Emblematica in questo aspetto è la finale di quest’anno: all’infortunio di Salah ha dovuto sopperire Lallana; dall’altra parte, quando Zidane ha sostituito Isco, a prendere il suo posto è stato Bale. Nonostante una serata molto sottotono di Cristiano Ronaldo, sappiamo com’è finita. Senza contare che parte dei titolari era composta da debuttanti assoluti come Trent Alexander-Arnold (pescato a inizio stagione dalle giovanili per mancanza di terzini) o Andy Robertson (acquistato in estate dal QPR). La mancanza di esperienza è ciò che ti fa tremare le gambe, la mancanza di solide seconde linee è ciò che te le taglia.
La mancanza di un Piano B. Il calcio proposto da Klopp, quell’heavy metal football che lo caratterizza e che ha fatto innamorare i suoi estimatori, funziona alla perfezione contro gli avversari di livello pari o superiore, che non attendano passivamente difendendo dietro la linea del pallone ma che vengano a pressare alto, creando gli spazi nel quale giocatori come Salah, Firmino e Mané hanno prosperato per tutta la stagione. Quando invece l’avversario lascia che sia, in questo caso, il Liverpool a gestire, difendendo con compattezza, trovare il gol diventa più difficile.

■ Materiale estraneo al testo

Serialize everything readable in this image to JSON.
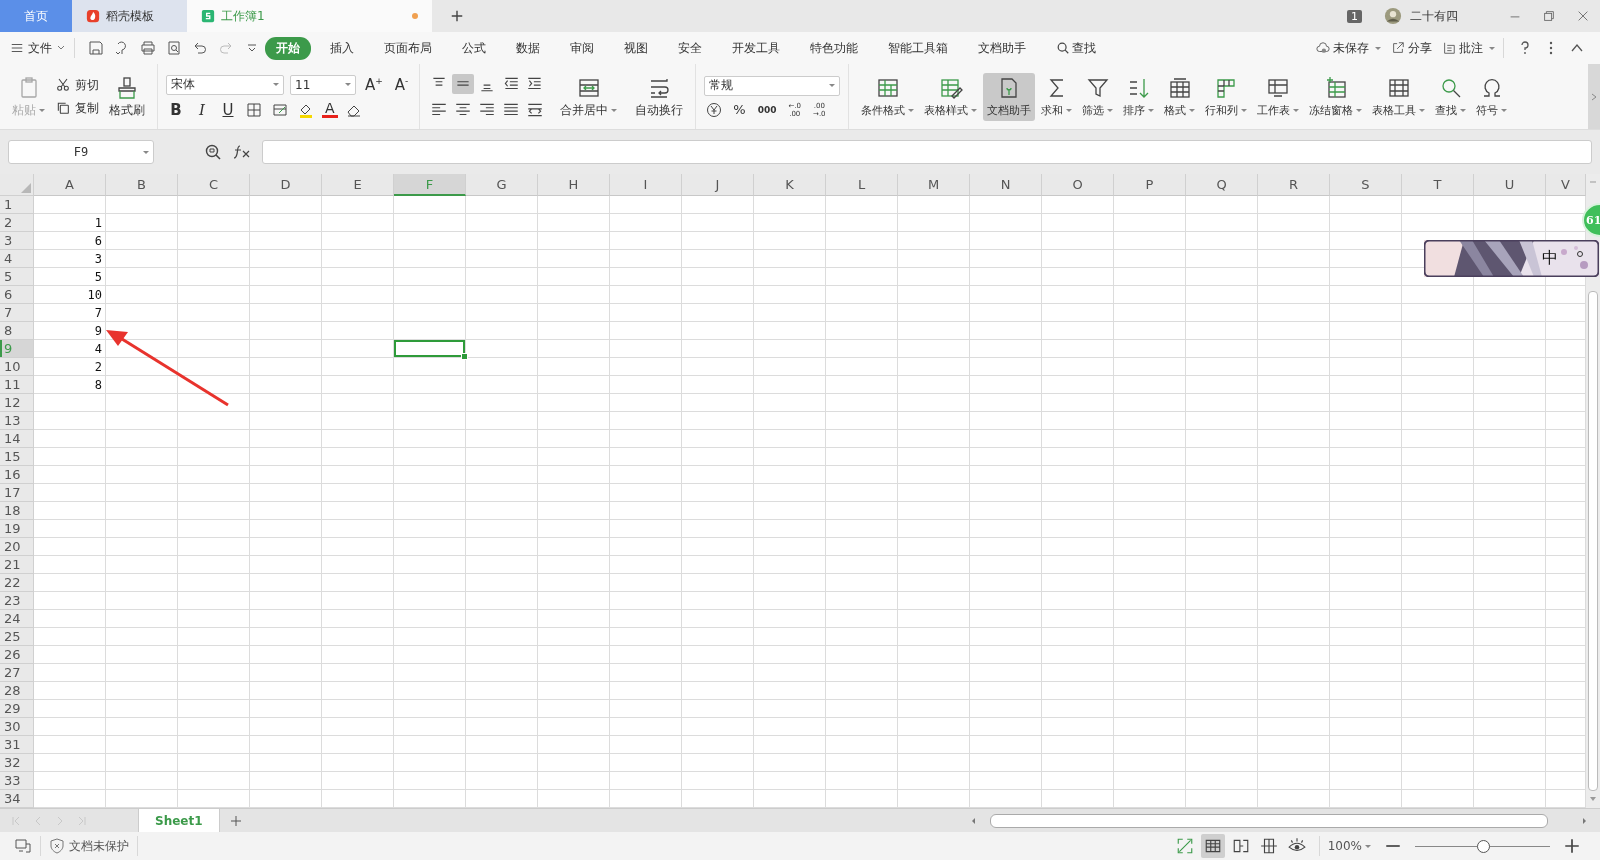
{
  "tabs": [
    {
      "label": "首页",
      "selected": false,
      "kind": "home"
    },
    {
      "label": "稻壳模板",
      "selected": false,
      "kind": "docer"
    },
    {
      "label": "工作簿1",
      "selected": true,
      "kind": "sheet",
      "unsaved": true
    }
  ],
  "title_bar": {
    "badge": "1",
    "user": "二十有四"
  },
  "menu": {
    "file": "文件",
    "items": [
      {
        "label": "开始",
        "selected": true
      },
      {
        "label": "插入",
        "selected": false
      },
      {
        "label": "页面布局",
        "selected": false
      },
      {
        "label": "公式",
        "selected": false
      },
      {
        "label": "数据",
        "selected": false
      },
      {
        "label": "审阅",
        "selected": false
      },
      {
        "label": "视图",
        "selected": false
      },
      {
        "label": "安全",
        "selected": false
      },
      {
        "label": "开发工具",
        "selected": false
      },
      {
        "label": "特色功能",
        "selected": false
      },
      {
        "label": "智能工具箱",
        "selected": false
      },
      {
        "label": "文档助手",
        "selected": false
      }
    ],
    "search": "查找",
    "unsaved": "未保存",
    "share": "分享",
    "comment": "批注"
  },
  "clipboard": [
    {
      "label": "粘贴",
      "kind": "paste",
      "disabled": true,
      "dropdown": true
    },
    {
      "label": "剪切",
      "kind": "cut",
      "disabled": false,
      "dropdown": false
    },
    {
      "label": "复制",
      "kind": "copy",
      "disabled": false,
      "dropdown": false
    },
    {
      "label": "格式刷",
      "kind": "brush",
      "disabled": false,
      "dropdown": false
    }
  ],
  "font": {
    "name": "宋体",
    "size": "11",
    "grow": "A$^{+}$",
    "shrink": "A$^{-}$",
    "styles": [
      "B",
      "I",
      "U"
    ],
    "color_letter": "A"
  },
  "alignment": [
    {
      "selected": false
    },
    {
      "selected": true
    },
    {
      "selected": false
    }
  ],
  "align_buttons": [
    {
      "label": "合并居中",
      "kind": "merge",
      "dropdown": true
    },
    {
      "label": "自动换行",
      "kind": "wrap",
      "dropdown": false
    }
  ],
  "number": {
    "format": "常规",
    "percent": "%",
    "thousands": "000",
    "inc_top": "←.0",
    "inc_bottom": ".00",
    "dec_top": ".00",
    "dec_bottom": "→.0"
  },
  "tools": [
    {
      "label": "条件格式",
      "kind": "table",
      "dropdown": true,
      "selected": false
    },
    {
      "label": "表格样式",
      "kind": "tablepen",
      "dropdown": true,
      "selected": false
    },
    {
      "label": "文档助手",
      "kind": "doc",
      "dropdown": false,
      "selected": true
    },
    {
      "label": "求和",
      "kind": "sigma",
      "dropdown": true,
      "selected": false
    },
    {
      "label": "筛选",
      "kind": "filter",
      "dropdown": true,
      "selected": false
    },
    {
      "label": "排序",
      "kind": "sort",
      "dropdown": true,
      "selected": false
    },
    {
      "label": "格式",
      "kind": "format",
      "dropdown": true,
      "selected": false
    },
    {
      "label": "行和列",
      "kind": "rowcol",
      "dropdown": true,
      "selected": false
    },
    {
      "label": "工作表",
      "kind": "sheet",
      "dropdown": true,
      "selected": false
    },
    {
      "label": "冻结窗格",
      "kind": "freeze",
      "dropdown": true,
      "selected": false
    },
    {
      "label": "表格工具",
      "kind": "tabletool",
      "dropdown": true,
      "selected": false
    },
    {
      "label": "查找",
      "kind": "search",
      "dropdown": true,
      "selected": false
    },
    {
      "label": "符号",
      "kind": "omega",
      "dropdown": true,
      "selected": false
    }
  ],
  "name_box": "F9",
  "columns": [
    {
      "label": "A",
      "selected": false
    },
    {
      "label": "B",
      "selected": false
    },
    {
      "label": "C",
      "selected": false
    },
    {
      "label": "D",
      "selected": false
    },
    {
      "label": "E",
      "selected": false
    },
    {
      "label": "F",
      "selected": true
    },
    {
      "label": "G",
      "selected": false
    },
    {
      "label": "H",
      "selected": false
    },
    {
      "label": "I",
      "selected": false
    },
    {
      "label": "J",
      "selected": false
    },
    {
      "label": "K",
      "selected": false
    },
    {
      "label": "L",
      "selected": false
    },
    {
      "label": "M",
      "selected": false
    },
    {
      "label": "N",
      "selected": false
    },
    {
      "label": "O",
      "selected": false
    },
    {
      "label": "P",
      "selected": false
    },
    {
      "label": "Q",
      "selected": false
    },
    {
      "label": "R",
      "selected": false
    },
    {
      "label": "S",
      "selected": false
    },
    {
      "label": "T",
      "selected": false
    },
    {
      "label": "U",
      "selected": false
    },
    {
      "label": "V",
      "selected": false
    }
  ],
  "rows": [
    {
      "label": "1",
      "selected": false
    },
    {
      "label": "2",
      "selected": false,
      "value": "1"
    },
    {
      "label": "3",
      "selected": false,
      "value": "6"
    },
    {
      "label": "4",
      "selected": false,
      "value": "3"
    },
    {
      "label": "5",
      "selected": false,
      "value": "5"
    },
    {
      "label": "6",
      "selected": false,
      "value": "10"
    },
    {
      "label": "7",
      "selected": false,
      "value": "7"
    },
    {
      "label": "8",
      "selected": false,
      "value": "9"
    },
    {
      "label": "9",
      "selected": true,
      "value": "4"
    },
    {
      "label": "10",
      "selected": false,
      "value": "2"
    },
    {
      "label": "11",
      "selected": false,
      "value": "8"
    },
    {
      "label": "12",
      "selected": false
    },
    {
      "label": "13",
      "selected": false
    },
    {
      "label": "14",
      "selected": false
    },
    {
      "label": "15",
      "selected": false
    },
    {
      "label": "16",
      "selected": false
    },
    {
      "label": "17",
      "selected": false
    },
    {
      "label": "18",
      "selected": false
    },
    {
      "label": "19",
      "selected": false
    },
    {
      "label": "20",
      "selected": false
    },
    {
      "label": "21",
      "selected": false
    },
    {
      "label": "22",
      "selected": false
    },
    {
      "label": "23",
      "selected": false
    },
    {
      "label": "24",
      "selected": false
    },
    {
      "label": "25",
      "selected": false
    },
    {
      "label": "26",
      "selected": false
    },
    {
      "label": "27",
      "selected": false
    },
    {
      "label": "28",
      "selected": false
    },
    {
      "label": "29",
      "selected": false
    },
    {
      "label": "30",
      "selected": false
    },
    {
      "label": "31",
      "selected": false
    },
    {
      "label": "32",
      "selected": false
    },
    {
      "label": "33",
      "selected": false
    },
    {
      "label": "34",
      "selected": false
    }
  ],
  "sheets": [
    {
      "label": "Sheet1",
      "selected": true
    }
  ],
  "status": {
    "protection": "文档未保护",
    "zoom": "100%",
    "level": 0.5
  },
  "overlay": {
    "score": "61",
    "ime": "中"
  }
}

Non per forza per inferiorità sul piano tecnico. Lo stesso Real, nei primi minuti della partita, ossia quelli con Salah in campo e il Liverpool in controllo, ha preferito attendere senza forzare l’affondo.
Senza Salah, le cose si sono fatte ancor più semplici. È bastato ingabbiare Firmino, impedendogli di ricevere palla e di impostare, per spegnere il Liverpool. Questo è imputabile da una parte alla ristrettezza della rosa, che impedisce di cambiare tattica con interpreti ad essa più adeguati; dall’altra, a una mancanza di soluzioni proposte dall’allenatore. Quando il Liverpool non riesce a impostare la partita come vuole, appare spaesato. È forse questo il gradino da scalare per Klopp per passare dall’essere un grande allenatore all’essere un allenatore vincente. Occorre una sorta di processo, che forse è già iniziato, forse no; solo il tempo potrà dircelo. A Liverpool ne sono convinti, tanto da festeggiare una sconfitta come l’inizio di qualcosa di grande.